Enterprise virtualization and storage firm Nutanix looks to raise $200m in 2016 IPO

Enterprise virtualization and storage firm Nutanix, Inc. has filed in a S1 registration form with the U.S. Securities and Exchange Commission indicating its intention to go public in 2016.

The company did not indicate how many shares it was offering in the float but said it was initially looking to raise $200 million, although this figure could change by the time it comes to market.

Goldman, Sachs & Co. and Morgan Stanley & Co. leading as book-running managers for the float, with J.P. Morgan Securities and Credit Suisse Securities also participating; Robert W. Baird & Co., Needham & Company, Oppenheimer & Co., Pacific Crest Securities, Piper Jaffray & Co., Raymond James, Stifel, and William Blair & Company are acting as co-managers.

Shares in the company will be offered on the Nasdaq Global Select Market under the symbol NTNX.

Founded in 2009, Nutanix delivers invisible infrastructure for next-generation enterprise computing, with the aim of elevating IT to focus on the applications and services that power their business.

The company’s Xtreme Computing Platform delivers enterprise compute and storage through the deployment of commodity computing servers which each run a standard hypervisor and the Nutanix Operating System, converging compute, virtualization and storage into a single solution to drive simplicity in the data center.

Nutanix touts that its solution allows customers to benefit from predictable performance, linear scalability, and cloud-like infrastructure consumption.

While their solution is highly regarded, including by Wikibon Senior Analyst Stuart Miniman, the company comes to its IPO with not so great financials, having registered a net loss of $126 million on $241 million in revenue for the financial year ending July 31, although of note that revenue figure was up 90 percent year-on-year; Nutanix is seeing strong revenue growth and boasts of 2,100 customers, however expenses have continued to rise at a higher rate over the same period.

Unicorn test

Nutanix’s decision to go public comes at a time where proceeds from IPOs are down 65 percent from last year, and IPO returns are in negative territory, according to a report from Reuters, but at the same time there have been some stand out listings including Atlassian PLC earlier this month.

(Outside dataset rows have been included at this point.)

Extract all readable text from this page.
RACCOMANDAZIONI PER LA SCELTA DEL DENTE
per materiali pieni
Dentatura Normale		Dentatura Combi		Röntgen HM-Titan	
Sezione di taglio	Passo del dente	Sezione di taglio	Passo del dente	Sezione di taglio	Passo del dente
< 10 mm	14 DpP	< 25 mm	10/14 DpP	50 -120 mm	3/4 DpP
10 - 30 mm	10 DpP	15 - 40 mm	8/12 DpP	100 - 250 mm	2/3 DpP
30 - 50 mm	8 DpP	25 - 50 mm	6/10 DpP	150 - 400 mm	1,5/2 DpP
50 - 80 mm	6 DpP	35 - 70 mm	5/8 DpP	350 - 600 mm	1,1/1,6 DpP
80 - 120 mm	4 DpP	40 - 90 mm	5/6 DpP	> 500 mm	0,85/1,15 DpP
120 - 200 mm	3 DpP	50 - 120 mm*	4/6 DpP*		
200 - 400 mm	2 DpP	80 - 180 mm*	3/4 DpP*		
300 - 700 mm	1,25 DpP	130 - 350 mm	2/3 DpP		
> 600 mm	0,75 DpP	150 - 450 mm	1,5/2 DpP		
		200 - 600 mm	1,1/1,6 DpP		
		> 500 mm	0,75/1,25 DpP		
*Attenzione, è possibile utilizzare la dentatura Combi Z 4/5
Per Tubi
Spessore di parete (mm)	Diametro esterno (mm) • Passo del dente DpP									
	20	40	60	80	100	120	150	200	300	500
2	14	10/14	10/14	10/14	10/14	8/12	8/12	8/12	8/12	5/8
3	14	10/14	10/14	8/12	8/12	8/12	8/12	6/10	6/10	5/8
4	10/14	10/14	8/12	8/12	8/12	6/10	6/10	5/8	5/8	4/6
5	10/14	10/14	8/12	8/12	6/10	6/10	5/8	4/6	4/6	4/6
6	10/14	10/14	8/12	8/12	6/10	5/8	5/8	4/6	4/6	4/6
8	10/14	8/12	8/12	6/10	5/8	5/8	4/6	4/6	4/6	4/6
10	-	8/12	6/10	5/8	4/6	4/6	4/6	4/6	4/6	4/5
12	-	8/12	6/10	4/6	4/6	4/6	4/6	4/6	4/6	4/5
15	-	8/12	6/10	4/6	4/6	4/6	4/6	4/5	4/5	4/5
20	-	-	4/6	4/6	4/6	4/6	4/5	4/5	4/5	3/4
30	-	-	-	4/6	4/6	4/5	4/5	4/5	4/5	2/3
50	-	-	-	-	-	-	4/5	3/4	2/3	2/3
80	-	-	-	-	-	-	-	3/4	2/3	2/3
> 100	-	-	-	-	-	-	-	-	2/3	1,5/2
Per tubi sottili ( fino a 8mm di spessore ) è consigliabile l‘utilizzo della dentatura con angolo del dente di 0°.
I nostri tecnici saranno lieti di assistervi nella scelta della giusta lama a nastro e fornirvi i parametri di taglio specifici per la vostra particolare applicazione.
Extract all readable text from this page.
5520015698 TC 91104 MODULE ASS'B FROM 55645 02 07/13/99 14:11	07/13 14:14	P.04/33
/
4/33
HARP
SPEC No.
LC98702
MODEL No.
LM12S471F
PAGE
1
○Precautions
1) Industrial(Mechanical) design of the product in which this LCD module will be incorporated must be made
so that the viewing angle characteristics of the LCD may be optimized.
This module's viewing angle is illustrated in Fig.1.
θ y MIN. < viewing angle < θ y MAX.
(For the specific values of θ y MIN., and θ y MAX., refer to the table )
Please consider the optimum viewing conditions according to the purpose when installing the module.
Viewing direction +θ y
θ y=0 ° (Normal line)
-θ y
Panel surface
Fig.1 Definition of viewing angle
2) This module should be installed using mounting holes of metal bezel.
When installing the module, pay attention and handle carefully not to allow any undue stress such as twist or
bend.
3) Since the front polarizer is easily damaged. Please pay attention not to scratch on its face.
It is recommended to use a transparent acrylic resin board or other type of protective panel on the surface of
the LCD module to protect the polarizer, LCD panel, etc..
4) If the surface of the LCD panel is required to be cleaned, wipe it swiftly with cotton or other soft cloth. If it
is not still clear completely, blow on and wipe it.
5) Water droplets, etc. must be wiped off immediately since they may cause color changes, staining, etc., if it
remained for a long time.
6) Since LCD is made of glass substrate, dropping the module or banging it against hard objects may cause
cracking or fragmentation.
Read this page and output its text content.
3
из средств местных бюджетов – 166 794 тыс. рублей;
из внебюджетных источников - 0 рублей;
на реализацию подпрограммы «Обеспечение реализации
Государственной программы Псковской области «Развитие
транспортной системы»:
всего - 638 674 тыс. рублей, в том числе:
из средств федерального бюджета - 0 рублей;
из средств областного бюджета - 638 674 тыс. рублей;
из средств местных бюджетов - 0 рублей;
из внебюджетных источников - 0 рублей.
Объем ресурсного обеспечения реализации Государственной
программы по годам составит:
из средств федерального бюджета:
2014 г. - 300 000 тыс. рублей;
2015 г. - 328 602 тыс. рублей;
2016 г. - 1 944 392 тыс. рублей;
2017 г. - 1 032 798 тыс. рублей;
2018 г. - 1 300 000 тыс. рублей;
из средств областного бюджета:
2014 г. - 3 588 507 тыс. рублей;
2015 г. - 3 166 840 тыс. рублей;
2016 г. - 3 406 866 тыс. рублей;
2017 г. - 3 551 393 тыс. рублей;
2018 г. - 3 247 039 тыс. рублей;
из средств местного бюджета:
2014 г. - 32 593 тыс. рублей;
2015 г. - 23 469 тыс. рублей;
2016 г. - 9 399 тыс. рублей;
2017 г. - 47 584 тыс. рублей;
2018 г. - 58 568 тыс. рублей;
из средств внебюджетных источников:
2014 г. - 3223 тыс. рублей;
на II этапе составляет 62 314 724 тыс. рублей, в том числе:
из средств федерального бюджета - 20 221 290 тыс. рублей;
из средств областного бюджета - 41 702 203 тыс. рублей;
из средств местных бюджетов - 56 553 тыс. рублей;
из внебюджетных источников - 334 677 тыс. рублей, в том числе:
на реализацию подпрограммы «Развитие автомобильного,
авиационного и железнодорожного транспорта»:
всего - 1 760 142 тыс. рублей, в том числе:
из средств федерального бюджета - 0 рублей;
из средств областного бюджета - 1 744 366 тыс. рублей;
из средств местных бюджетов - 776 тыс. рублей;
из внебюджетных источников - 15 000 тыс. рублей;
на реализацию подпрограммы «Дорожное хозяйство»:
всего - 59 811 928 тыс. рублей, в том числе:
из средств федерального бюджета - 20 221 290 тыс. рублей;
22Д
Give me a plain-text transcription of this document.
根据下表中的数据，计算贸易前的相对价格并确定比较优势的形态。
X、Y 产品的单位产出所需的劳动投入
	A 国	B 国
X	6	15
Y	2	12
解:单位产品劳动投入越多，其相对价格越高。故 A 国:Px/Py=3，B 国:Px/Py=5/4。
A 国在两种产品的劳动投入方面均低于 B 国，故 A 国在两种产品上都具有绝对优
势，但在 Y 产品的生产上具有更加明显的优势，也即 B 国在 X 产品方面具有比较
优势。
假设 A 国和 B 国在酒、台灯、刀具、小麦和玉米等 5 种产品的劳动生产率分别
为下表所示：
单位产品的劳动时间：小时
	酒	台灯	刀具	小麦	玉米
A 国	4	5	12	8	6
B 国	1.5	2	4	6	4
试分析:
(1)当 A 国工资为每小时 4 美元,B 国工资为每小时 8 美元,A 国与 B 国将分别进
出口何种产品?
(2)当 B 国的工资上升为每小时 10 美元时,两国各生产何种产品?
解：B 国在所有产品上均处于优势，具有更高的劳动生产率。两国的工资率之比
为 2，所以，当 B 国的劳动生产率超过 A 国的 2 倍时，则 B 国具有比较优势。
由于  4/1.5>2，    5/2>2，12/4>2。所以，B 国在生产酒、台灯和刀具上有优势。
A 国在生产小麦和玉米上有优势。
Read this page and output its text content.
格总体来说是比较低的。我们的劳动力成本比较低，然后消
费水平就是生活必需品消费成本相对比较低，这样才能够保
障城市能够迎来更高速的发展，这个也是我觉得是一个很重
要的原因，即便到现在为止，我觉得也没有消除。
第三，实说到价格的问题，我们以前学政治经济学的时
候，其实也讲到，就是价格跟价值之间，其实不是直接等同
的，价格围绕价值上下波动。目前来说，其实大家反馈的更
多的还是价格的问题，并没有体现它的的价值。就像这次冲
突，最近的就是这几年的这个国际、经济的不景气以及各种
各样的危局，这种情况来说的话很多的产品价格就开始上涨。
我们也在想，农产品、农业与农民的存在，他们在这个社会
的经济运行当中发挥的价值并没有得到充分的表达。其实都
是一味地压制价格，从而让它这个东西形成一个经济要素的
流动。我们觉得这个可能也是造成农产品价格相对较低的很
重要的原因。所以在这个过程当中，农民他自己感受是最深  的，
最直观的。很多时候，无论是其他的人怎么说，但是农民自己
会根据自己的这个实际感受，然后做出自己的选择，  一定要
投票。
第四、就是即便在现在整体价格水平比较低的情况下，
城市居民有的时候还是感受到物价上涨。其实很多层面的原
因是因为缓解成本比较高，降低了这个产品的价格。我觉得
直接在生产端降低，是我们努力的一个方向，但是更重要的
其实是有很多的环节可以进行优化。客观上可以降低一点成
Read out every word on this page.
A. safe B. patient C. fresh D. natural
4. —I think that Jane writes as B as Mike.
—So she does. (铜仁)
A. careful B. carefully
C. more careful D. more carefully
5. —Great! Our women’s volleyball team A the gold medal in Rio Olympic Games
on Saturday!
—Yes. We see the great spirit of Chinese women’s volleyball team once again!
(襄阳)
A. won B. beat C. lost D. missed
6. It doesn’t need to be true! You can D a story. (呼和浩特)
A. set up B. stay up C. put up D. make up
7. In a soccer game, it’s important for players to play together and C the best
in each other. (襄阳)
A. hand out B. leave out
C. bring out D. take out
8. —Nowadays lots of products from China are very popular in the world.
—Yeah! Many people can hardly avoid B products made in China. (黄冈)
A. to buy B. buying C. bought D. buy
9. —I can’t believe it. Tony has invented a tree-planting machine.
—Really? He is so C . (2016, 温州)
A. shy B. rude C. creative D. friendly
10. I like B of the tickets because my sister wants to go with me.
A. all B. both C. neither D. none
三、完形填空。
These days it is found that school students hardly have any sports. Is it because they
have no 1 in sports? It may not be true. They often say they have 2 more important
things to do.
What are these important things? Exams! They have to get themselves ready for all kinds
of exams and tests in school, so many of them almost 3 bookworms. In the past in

As a high profile unicorn (a startup with a valuation of in excess of $1 billion) Nutanix will gain plenty of attention with its float, but like fellow unicorn Pure Storage, Inc.’s IPO earlier this year the market may not be so forgiving when it comes to investing in a firm that is losing money.

Prior to going public Nutanix had raised $312.2 million from investors including Blumberg Capital, Khosla Ventures, Lightspeed Venture Partners, Riverwood Capital Partners, and Fidelity.